Workers at one institution talked about the robust interaction of years gone by that has now been sanitized and scripted. They sense that their personal commitment, caring and investment must now be hidden behind an impersonal mask which purports to professionalism and quality care. Some feel the authenticity of their work being compromised (Waterhouse et al., 1999). The “loves” and “honeys” and “darlings” that were endowed spontaneously in the past have been replaced by “Mrs. B” or “Mr. A.” Terms of endearment and first names are now said to be disrespectful unless negotiated beforehand. And the kisses and hugs offered by some residents are now censored for their potential to be intrusive and violating, threatening the professional relationship between residents and carers. Aged care workers recognize that the “no-lift” policy is essential for their health but they struggle to reconcile this with the recommended lifting machines. One nurse bemoaned:

I can’t help thinking of those cranes at the port that pluck out the cargo from the hold and carry it dangling over to the wharf.

While risk managers seek out all points of possible vulnerability to legal suits, residents may perceive themselves reduced to noxious bundles of flesh.

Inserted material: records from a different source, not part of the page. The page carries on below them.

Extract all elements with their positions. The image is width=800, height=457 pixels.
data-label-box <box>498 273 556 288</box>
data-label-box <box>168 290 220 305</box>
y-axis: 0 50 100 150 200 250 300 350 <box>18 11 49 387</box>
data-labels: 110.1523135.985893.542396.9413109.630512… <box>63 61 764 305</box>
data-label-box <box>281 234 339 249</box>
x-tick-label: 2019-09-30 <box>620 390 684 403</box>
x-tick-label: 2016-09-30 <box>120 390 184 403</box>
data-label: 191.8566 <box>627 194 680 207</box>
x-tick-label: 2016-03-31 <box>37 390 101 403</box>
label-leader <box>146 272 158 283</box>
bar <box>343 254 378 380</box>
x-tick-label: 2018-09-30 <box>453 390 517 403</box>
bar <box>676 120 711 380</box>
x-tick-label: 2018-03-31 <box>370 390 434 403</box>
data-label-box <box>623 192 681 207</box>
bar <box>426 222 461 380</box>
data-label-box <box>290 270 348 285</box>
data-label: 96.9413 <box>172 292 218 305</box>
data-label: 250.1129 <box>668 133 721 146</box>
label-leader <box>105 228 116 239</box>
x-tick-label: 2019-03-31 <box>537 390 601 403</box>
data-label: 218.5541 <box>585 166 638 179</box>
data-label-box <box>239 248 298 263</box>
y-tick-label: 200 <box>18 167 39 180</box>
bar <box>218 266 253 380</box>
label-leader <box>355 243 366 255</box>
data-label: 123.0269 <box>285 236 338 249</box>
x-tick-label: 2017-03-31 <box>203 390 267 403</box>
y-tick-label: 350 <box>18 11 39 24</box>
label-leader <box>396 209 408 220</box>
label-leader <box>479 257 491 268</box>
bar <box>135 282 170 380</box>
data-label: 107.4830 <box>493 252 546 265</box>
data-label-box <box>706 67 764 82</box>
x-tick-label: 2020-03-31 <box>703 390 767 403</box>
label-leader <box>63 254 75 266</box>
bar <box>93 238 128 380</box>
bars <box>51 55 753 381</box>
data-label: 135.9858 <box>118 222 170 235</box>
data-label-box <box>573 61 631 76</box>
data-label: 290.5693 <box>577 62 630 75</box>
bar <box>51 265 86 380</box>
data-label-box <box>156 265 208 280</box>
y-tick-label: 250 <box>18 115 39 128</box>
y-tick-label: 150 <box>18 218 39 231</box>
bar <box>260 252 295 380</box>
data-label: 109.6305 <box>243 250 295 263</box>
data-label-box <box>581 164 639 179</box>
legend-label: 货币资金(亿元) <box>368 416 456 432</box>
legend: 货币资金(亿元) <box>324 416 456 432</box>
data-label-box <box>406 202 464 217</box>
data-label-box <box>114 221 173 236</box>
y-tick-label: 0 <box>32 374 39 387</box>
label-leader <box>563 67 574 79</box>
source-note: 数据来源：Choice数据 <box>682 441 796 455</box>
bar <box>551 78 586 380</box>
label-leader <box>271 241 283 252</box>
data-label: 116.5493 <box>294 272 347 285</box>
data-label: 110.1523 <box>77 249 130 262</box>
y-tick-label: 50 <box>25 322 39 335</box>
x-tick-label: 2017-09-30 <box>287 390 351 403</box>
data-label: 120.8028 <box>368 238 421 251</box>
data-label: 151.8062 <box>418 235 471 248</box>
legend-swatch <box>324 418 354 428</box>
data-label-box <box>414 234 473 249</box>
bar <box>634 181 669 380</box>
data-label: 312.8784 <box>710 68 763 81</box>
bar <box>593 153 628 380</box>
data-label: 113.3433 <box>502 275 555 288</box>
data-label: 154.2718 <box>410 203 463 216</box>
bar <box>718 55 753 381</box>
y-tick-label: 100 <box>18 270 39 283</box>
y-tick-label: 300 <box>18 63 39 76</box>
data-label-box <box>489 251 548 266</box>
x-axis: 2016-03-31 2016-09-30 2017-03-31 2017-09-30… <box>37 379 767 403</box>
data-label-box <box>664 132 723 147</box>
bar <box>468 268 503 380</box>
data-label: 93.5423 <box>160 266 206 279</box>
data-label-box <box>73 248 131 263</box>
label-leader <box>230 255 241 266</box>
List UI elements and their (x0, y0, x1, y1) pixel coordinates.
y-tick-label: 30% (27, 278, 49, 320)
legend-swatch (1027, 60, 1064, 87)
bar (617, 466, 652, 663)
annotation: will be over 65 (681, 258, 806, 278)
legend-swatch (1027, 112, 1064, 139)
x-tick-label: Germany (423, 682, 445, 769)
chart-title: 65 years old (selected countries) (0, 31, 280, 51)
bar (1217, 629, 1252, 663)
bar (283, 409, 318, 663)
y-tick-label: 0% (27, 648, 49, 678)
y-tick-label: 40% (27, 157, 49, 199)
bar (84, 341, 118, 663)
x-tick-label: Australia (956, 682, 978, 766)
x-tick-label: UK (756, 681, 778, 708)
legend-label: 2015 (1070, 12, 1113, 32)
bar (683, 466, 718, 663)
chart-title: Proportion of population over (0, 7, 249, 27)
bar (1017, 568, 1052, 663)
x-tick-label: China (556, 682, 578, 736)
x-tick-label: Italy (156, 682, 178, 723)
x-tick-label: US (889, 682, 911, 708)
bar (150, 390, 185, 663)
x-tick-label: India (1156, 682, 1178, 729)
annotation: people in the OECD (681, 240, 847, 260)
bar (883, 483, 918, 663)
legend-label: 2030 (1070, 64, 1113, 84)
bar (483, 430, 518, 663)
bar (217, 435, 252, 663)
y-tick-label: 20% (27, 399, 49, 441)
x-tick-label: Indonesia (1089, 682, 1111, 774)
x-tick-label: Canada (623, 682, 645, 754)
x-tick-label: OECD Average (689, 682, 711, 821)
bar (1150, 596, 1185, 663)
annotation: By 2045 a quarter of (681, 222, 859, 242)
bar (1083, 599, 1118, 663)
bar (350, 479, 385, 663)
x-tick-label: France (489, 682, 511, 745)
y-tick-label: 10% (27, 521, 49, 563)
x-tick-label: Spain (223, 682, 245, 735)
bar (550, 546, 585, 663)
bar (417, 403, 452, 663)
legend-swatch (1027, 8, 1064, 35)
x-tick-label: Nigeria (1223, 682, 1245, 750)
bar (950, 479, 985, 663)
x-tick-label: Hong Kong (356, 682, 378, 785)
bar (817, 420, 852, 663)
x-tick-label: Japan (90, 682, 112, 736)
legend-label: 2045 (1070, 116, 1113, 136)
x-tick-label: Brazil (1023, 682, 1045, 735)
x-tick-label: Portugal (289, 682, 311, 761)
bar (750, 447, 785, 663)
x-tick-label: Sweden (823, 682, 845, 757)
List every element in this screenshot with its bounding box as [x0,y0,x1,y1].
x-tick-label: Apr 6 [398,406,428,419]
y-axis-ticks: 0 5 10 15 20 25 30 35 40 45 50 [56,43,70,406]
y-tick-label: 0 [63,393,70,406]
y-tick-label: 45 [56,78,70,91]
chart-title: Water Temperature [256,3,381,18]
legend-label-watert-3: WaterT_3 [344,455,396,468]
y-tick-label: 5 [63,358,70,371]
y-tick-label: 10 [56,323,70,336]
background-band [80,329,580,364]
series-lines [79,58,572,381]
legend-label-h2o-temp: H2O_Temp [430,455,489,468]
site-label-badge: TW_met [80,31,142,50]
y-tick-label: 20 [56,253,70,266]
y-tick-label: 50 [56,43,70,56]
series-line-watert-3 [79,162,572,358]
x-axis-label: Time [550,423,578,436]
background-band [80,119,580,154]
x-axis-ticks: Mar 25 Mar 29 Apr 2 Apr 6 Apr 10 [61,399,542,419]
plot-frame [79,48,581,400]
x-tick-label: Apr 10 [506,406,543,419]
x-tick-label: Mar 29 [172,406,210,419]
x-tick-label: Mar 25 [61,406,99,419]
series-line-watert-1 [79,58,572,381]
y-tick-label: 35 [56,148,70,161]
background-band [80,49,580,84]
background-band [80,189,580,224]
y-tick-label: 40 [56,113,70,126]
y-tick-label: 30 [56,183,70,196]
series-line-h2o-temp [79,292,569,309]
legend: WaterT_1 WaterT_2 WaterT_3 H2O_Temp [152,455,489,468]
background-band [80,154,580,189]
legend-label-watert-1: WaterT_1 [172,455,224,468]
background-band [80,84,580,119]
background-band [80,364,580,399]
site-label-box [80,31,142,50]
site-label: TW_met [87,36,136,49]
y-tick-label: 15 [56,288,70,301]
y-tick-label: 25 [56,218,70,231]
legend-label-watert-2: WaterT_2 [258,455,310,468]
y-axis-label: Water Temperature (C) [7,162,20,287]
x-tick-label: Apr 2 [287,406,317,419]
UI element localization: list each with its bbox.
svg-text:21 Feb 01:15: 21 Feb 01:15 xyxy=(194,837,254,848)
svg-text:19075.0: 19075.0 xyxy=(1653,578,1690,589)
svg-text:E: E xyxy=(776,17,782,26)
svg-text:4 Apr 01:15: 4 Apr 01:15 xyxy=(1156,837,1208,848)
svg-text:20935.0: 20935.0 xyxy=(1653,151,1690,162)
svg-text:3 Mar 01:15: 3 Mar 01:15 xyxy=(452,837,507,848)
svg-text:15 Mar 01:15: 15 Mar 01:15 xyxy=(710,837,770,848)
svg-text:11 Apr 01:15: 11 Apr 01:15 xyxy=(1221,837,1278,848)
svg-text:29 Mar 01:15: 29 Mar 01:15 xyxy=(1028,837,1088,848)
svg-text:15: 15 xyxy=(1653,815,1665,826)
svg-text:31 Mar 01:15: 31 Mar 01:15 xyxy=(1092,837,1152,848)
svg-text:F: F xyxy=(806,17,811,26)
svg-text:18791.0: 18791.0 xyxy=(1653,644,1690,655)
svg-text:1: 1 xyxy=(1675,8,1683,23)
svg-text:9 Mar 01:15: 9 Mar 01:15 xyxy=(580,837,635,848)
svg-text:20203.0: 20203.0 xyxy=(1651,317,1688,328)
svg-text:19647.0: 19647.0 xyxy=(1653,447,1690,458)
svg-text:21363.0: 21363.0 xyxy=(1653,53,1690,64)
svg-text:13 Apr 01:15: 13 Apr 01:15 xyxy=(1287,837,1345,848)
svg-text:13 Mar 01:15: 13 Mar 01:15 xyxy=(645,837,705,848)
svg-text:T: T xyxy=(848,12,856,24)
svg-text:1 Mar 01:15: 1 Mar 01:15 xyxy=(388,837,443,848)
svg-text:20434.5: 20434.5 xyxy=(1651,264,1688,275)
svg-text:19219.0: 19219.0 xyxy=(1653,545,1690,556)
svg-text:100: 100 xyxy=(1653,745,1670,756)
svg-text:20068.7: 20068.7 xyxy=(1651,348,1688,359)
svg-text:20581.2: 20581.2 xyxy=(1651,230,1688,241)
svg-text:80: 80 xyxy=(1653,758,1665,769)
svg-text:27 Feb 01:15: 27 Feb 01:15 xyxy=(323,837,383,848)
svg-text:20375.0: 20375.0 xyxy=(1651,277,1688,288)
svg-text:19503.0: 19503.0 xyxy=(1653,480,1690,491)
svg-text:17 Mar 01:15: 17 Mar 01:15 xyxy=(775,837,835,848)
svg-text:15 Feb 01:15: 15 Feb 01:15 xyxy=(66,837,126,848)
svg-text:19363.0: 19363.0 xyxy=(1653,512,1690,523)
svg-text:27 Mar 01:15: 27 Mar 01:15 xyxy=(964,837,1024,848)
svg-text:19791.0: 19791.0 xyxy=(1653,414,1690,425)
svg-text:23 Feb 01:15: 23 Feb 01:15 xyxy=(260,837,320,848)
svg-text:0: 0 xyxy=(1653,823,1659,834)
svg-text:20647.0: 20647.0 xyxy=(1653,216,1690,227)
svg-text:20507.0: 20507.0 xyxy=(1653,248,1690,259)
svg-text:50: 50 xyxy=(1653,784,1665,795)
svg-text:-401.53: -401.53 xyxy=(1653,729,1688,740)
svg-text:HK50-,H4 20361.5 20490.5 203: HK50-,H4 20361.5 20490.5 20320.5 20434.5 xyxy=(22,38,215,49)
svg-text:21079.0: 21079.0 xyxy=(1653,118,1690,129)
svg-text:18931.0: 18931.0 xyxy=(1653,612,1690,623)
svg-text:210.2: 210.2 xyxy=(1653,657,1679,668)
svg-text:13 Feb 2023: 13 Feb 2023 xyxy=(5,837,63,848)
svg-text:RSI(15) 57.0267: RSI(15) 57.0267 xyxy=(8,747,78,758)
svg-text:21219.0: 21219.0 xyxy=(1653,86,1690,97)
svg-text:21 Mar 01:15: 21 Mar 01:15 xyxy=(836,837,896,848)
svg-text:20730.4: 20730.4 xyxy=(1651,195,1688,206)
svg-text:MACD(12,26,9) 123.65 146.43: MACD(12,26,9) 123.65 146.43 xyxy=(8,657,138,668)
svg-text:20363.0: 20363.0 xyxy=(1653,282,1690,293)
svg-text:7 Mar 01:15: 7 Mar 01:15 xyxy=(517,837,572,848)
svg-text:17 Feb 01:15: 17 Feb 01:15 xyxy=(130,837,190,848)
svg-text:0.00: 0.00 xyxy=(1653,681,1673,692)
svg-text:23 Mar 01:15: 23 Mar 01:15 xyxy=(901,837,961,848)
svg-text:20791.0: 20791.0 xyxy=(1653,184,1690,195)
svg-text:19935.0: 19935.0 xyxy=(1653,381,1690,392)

There is no doubt that new measures have been important for the protection of residents and staff, but one wonders at the price and the alternatives. The government-endorsed readings of the accreditation texts have established such weight that employees are afraid to deviate in case they expose themselves as incompetent or threaten the accreditation of the institution. Of course when backs are turned and authorities are out of earshot, workers sometimes remove their enforced masks and break the rules. However there are few who do not believe that their interaction is mediated by a very big brother. The social consequences of this have been discussed by writers such as Sennett (1998), Wilmott (1993) and Saul (1995), who believe that the intrusion of controls into the personal interaction and belief systems of individuals invades personal autonomy and ethical identity.

The implications for this on casual workers with literacy needs is only marginally more interesting than its impact upon the industry, individual workers and residents. All workers need to develop a command of the literacies and the communication practices that the key texts call for, or rather their interpreters expect to see. We are still in the midst of data gathering and so far our venturing has not taken us outside the aged care industry. Conclusions are yet to be drawn. Let us see where the study leads us.